Behind the day  is set in the Alps and depicts the present time, a period in which fixed values end up on quicksand and start to shift. It shows how our view of themes such as the environment, democracy and fellow human beings has changed at a rapid pace over the last decade. Lars van den Brink uses man as a symbol for willpower, hope and inspiration.

By letting go of the unity of time and  combining different shots, he distances himself from the analytical nature of photography and is able to create images that go beyond mere registration.

Behind the day is the sequel to his series Frozen Time in which Lars first used a technique that brings both day and night into one image. In this new series, he has further explored ways to ‘paint’ with photographic material, in order to amaze the viewer and lift him out of reality.

The works consist of authentic, photographically obtained material ,no digital data, with which Behind the Day is also emphasizing the choices we make about what we want to see; which story do we filter from the world around us?
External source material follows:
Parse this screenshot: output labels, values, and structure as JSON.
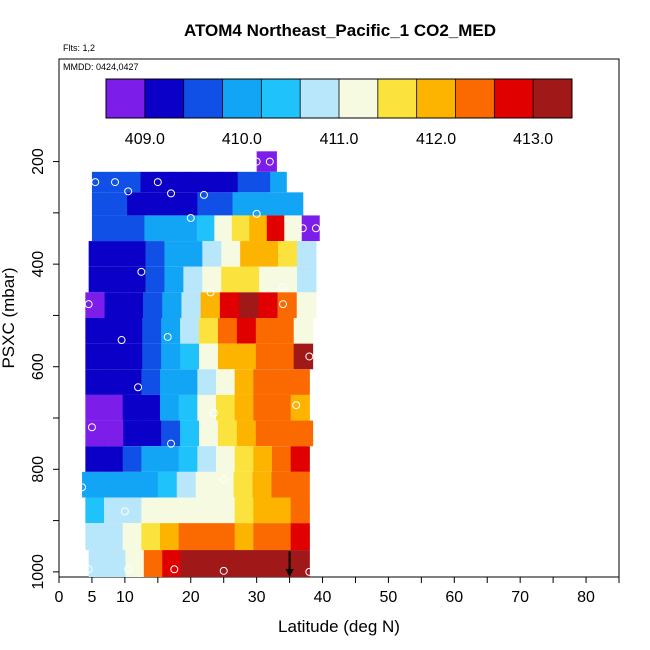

For this series, Lars travelled for over two years through the French, Swiss and Italian Alps. He slept in mountain huts or in a tent, and often photographed from the exact same location for about fourteen hours. During those sessions he saw the moon and stars give way to the sun, and the change in colour of the light and the landscape. With his camera he captured people and events in order to later build up his story and created Behind the day.
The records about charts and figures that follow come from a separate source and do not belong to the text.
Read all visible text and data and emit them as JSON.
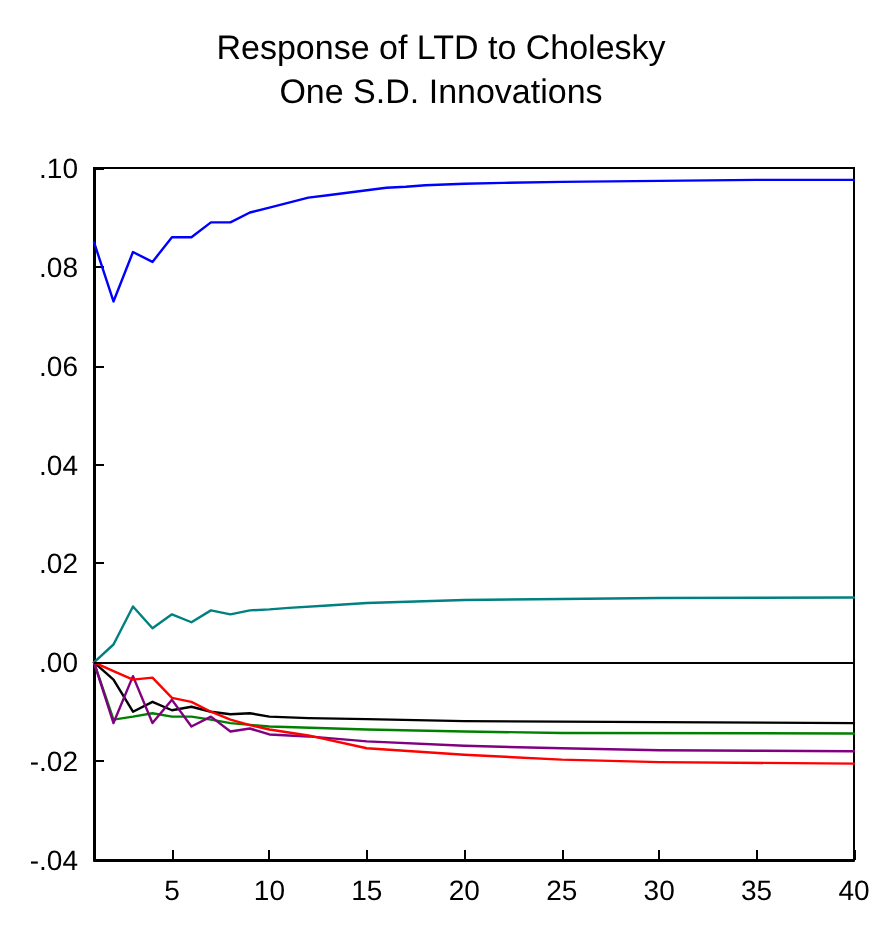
{
  "chart_data": {
    "type": "line",
    "title": "Response of LTD to Cholesky\nOne S.D. Innovations",
    "xlim": [
      1,
      40
    ],
    "xticks": [
      5,
      10,
      15,
      20,
      25,
      30,
      35,
      40
    ],
    "ylim": [
      -0.04,
      0.1
    ],
    "yticks": [
      {
        "value": -0.04,
        "label": "-.04"
      },
      {
        "value": -0.02,
        "label": "-.02"
      },
      {
        "value": 0,
        "label": ".00"
      },
      {
        "value": 0.02,
        "label": ".02"
      },
      {
        "value": 0.04,
        "label": ".04"
      },
      {
        "value": 0.06,
        "label": ".06"
      },
      {
        "value": 0.08,
        "label": ".08"
      },
      {
        "value": 0.1,
        "label": ".10"
      }
    ],
    "grid": false,
    "marker": "none",
    "line_style": "solid",
    "ref_lines": [
      {
        "axis": "y",
        "value": 0,
        "color": "#000000"
      }
    ],
    "series": [
      {
        "color": "#0000ff",
        "x": [
          1,
          2,
          3,
          4,
          5,
          6,
          7,
          8,
          9,
          10,
          11,
          12,
          13,
          14,
          15,
          16,
          17,
          18,
          20,
          22,
          25,
          30,
          35,
          40
        ],
        "values": [
          0.085,
          0.073,
          0.083,
          0.081,
          0.086,
          0.086,
          0.089,
          0.089,
          0.091,
          0.092,
          0.093,
          0.094,
          0.0945,
          0.095,
          0.0955,
          0.096,
          0.0962,
          0.0965,
          0.0968,
          0.097,
          0.0972,
          0.0974,
          0.0976,
          0.0976
        ]
      },
      {
        "color": "#008080",
        "x": [
          1,
          2,
          3,
          4,
          5,
          6,
          7,
          8,
          9,
          10,
          11,
          13,
          15,
          20,
          25,
          30,
          40
        ],
        "values": [
          0,
          0.0036,
          0.0113,
          0.0069,
          0.0097,
          0.0081,
          0.0105,
          0.0097,
          0.0105,
          0.0107,
          0.011,
          0.0115,
          0.012,
          0.0126,
          0.0128,
          0.013,
          0.0131
        ]
      },
      {
        "color": "#000000",
        "x": [
          1,
          2,
          3,
          4,
          5,
          6,
          7,
          8,
          9,
          10,
          12,
          15,
          20,
          30,
          40
        ],
        "values": [
          0,
          -0.0035,
          -0.01,
          -0.008,
          -0.0097,
          -0.009,
          -0.01,
          -0.0105,
          -0.0103,
          -0.011,
          -0.0113,
          -0.0115,
          -0.0119,
          -0.0121,
          -0.0123
        ]
      },
      {
        "color": "#008000",
        "x": [
          1,
          2,
          3,
          4,
          5,
          6,
          7,
          8,
          10,
          15,
          20,
          25,
          40
        ],
        "values": [
          0,
          -0.0116,
          -0.011,
          -0.0103,
          -0.011,
          -0.011,
          -0.0116,
          -0.0123,
          -0.013,
          -0.0136,
          -0.014,
          -0.0143,
          -0.0144
        ]
      },
      {
        "color": "#800080",
        "x": [
          1,
          2,
          3,
          4,
          5,
          6,
          7,
          8,
          9,
          10,
          12,
          15,
          20,
          25,
          30,
          35,
          40
        ],
        "values": [
          0,
          -0.0123,
          -0.0028,
          -0.0123,
          -0.0076,
          -0.013,
          -0.011,
          -0.014,
          -0.0134,
          -0.0146,
          -0.015,
          -0.016,
          -0.0169,
          -0.0174,
          -0.0178,
          -0.0179,
          -0.018
        ]
      },
      {
        "color": "#ff0000",
        "x": [
          1,
          2,
          3,
          4,
          5,
          6,
          7,
          8,
          9,
          10,
          12,
          15,
          20,
          25,
          30,
          40
        ],
        "values": [
          0,
          -0.0018,
          -0.0035,
          -0.0031,
          -0.0072,
          -0.008,
          -0.01,
          -0.0116,
          -0.0127,
          -0.0136,
          -0.0148,
          -0.0174,
          -0.0187,
          -0.0197,
          -0.0202,
          -0.0205
        ]
      }
    ]
  }
}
The end result is a filtering and compression of compounded time; images that refer to classical romantic painting, but also to the contemporary landscapes used in games.

Frozen Time

Since the last two years at the Royal Academy of Art The Hague (1996 – 2001) I am fascinated about the different ways photography gives me the opportunity to take reality into my own hands and give it a little spin so I can show my story.
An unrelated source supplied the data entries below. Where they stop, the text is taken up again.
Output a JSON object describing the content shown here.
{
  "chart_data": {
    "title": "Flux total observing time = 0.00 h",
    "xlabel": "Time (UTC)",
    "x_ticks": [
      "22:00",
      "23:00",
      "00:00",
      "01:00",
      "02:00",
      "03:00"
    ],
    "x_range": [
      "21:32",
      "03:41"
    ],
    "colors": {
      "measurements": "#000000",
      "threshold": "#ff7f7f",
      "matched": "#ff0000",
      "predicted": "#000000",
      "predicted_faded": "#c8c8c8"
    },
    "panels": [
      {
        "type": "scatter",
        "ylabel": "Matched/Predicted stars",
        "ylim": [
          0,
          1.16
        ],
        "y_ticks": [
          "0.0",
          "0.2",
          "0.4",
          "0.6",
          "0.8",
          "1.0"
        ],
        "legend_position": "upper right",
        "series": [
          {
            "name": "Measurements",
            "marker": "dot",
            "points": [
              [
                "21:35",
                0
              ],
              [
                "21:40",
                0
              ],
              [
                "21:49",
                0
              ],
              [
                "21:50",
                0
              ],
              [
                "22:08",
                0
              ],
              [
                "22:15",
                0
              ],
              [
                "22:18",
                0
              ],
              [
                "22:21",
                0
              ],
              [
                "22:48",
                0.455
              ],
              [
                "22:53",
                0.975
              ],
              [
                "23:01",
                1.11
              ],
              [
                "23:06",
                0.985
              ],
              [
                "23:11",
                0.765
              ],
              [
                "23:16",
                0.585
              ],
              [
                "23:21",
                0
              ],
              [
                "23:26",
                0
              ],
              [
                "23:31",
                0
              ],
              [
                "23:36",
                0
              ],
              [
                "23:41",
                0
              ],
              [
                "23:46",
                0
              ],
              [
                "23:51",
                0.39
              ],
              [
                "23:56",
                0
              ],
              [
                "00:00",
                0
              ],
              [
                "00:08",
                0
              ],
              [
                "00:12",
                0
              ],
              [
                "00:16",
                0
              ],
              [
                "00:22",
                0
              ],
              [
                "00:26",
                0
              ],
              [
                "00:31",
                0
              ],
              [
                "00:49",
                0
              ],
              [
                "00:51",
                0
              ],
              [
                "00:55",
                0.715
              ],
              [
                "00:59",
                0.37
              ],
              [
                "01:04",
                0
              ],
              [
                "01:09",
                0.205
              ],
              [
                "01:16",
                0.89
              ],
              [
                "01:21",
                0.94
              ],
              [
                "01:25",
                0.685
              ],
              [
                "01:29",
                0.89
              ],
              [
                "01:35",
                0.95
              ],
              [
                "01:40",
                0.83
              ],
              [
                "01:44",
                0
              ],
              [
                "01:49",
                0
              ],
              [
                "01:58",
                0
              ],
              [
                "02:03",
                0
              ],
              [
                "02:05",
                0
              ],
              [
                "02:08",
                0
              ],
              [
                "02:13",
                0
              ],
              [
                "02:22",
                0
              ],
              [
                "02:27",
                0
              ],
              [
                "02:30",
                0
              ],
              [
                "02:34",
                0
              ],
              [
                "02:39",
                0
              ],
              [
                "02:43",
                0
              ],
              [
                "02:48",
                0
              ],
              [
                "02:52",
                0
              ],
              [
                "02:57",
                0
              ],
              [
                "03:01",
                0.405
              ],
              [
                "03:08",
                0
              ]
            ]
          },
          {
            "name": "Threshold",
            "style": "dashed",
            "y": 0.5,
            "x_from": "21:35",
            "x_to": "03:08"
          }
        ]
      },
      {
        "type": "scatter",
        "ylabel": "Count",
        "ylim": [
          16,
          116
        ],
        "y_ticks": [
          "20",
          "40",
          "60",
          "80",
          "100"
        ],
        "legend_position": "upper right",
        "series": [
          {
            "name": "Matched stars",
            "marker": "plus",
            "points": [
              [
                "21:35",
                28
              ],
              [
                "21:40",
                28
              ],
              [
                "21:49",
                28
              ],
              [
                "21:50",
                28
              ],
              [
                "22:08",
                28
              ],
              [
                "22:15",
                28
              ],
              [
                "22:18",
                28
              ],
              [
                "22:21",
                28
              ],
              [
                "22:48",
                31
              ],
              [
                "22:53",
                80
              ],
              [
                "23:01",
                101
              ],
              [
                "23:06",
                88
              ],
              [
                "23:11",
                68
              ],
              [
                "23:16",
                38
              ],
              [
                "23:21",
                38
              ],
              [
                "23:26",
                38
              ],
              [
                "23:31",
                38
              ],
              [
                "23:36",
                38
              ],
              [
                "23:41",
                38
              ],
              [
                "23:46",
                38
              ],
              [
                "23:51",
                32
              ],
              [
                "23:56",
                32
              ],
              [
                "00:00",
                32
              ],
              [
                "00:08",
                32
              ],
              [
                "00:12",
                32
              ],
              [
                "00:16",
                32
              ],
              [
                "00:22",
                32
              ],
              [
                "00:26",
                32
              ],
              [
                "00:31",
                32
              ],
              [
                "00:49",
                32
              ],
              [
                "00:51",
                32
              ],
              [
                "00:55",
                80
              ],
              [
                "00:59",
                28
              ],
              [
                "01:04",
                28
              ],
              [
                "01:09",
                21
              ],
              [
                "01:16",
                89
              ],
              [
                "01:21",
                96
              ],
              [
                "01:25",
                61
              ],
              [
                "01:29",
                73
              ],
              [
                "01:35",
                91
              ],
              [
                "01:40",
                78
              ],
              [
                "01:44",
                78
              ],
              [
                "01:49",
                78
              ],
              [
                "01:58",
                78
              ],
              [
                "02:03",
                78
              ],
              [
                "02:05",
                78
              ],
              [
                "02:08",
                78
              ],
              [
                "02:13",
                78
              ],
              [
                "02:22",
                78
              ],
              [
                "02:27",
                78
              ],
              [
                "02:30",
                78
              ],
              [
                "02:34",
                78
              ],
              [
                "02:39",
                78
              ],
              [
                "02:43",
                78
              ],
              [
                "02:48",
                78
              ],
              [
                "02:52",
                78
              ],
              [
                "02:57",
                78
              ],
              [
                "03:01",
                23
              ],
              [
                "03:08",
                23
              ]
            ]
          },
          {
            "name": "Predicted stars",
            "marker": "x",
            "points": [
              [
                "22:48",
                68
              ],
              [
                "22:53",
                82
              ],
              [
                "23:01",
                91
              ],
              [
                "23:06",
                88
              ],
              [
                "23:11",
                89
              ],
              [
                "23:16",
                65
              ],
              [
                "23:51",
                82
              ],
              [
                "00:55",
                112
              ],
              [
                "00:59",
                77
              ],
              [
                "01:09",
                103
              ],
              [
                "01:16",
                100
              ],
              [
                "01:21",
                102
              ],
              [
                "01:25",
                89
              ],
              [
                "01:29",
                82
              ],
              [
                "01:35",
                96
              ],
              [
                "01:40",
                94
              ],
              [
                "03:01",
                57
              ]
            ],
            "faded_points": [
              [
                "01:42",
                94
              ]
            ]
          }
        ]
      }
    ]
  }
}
Within my photography I examine different techniques that enable me to portrait my fascination for a person, a location or a topic.

In my latest work I use the possibilities contemporary technology offers to lift the unity of time. And thus I play with one of the classic characteristic of photography. Day and night, hours and minutes, they all become fluid within my work.

In my method of work I do not interfere with what is happening in front of my lens. I build my story just out of scenes and people that happened to pass by. By doing so I create a somewhat surrealistic tableau vivant with a strong documentary character.

My photo’s are often overly crowded landscapes which, like Museum de Fundatie wrote, remind the viewer off late medieval masters like Pieter Breugel or Jeroen Bosch. Filling my compositions with little human stories, which reflect my fascination for us, the human race. The images shape my emotion about the ongoing quest in life.

It is the solitary element in us that stirs and inspires me to make this work.